The shutdown was the latest setback for the FAA, which was forced to trim its 2013 operating budget by $637 million due to the sequester. Going forward, the across-the-board budget cuts also forces the agency to choose between investing in NextGen or reducing a $5 billion backlog of deferred maintenance on air traffic control towers and other government-run facilities throughout the National Airspace System (NAS). 
 
"It will take time to assess the backlog of work that developed during the shutdown. NextGen work was stopped or reduced.
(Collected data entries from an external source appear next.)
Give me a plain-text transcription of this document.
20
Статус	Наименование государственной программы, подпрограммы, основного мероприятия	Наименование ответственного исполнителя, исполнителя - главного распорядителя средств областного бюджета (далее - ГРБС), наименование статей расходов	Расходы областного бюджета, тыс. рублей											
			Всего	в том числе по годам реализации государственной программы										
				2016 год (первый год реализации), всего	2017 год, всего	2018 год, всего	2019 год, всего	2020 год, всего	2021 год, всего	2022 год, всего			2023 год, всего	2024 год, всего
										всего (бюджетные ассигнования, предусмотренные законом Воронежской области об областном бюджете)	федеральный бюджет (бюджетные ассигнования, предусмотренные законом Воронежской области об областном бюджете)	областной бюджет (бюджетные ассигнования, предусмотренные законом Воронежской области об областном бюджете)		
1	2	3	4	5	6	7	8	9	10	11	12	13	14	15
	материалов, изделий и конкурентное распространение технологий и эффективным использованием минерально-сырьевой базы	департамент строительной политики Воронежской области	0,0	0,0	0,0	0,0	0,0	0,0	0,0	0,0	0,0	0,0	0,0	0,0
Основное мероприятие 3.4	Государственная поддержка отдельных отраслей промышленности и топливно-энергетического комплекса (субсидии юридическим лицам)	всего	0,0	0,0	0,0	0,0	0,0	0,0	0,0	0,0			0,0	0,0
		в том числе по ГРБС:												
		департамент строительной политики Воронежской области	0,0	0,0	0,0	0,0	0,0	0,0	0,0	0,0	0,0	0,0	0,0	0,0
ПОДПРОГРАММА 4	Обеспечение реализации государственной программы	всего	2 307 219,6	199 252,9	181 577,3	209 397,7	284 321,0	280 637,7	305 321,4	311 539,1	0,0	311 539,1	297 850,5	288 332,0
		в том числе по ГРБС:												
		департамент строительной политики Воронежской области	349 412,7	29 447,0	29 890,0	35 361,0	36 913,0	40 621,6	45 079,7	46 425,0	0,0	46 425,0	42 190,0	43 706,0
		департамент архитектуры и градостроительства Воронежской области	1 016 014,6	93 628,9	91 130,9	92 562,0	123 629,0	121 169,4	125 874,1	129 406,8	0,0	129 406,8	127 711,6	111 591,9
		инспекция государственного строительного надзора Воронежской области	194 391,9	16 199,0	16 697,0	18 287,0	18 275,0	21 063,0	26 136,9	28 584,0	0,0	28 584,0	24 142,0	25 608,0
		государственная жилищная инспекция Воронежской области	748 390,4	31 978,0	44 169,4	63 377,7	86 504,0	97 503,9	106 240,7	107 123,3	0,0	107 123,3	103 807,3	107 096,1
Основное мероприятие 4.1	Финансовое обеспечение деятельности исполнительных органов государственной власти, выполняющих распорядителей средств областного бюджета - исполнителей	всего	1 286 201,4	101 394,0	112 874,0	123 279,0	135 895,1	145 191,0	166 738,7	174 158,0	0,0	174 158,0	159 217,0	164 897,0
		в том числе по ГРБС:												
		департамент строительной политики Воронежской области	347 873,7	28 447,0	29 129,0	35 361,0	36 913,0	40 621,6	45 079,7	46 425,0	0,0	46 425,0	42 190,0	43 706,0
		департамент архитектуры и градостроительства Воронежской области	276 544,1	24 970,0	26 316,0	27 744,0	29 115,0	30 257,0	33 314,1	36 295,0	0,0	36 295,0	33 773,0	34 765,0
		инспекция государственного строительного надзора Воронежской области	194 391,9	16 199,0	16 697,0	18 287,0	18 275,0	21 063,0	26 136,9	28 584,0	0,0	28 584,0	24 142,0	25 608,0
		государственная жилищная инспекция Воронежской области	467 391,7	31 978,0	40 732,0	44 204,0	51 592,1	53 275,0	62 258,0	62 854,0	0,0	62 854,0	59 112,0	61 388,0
We issued about a thousand stop-work orders on contracts, which we have rescinded now," said Huerta. 
 
FAA expects NextGen, a switch from a radar-based air traffic system to a satellite-based model, to eventually provide airlines with fuel savings of $2.3 million per year with more precise routes and increased use of Performance-Based Navigation (PBN). 
 
The agency did not respond to phone calls or emails regarding exactly which of the NextGen programs were delayed due to the shutdown. However, Huerta made it clear that the agency needs more certainty with its funding going forward. 
 
"It’s hard to push the ‘pause’ button on a complicated and wide scale operational agency like the FAA.  Suddenly speeding it up or slowing it down – either direction – is extraordinarily disruptive. We operate most efficiently and effectively under conditions of certainty," said Huerta.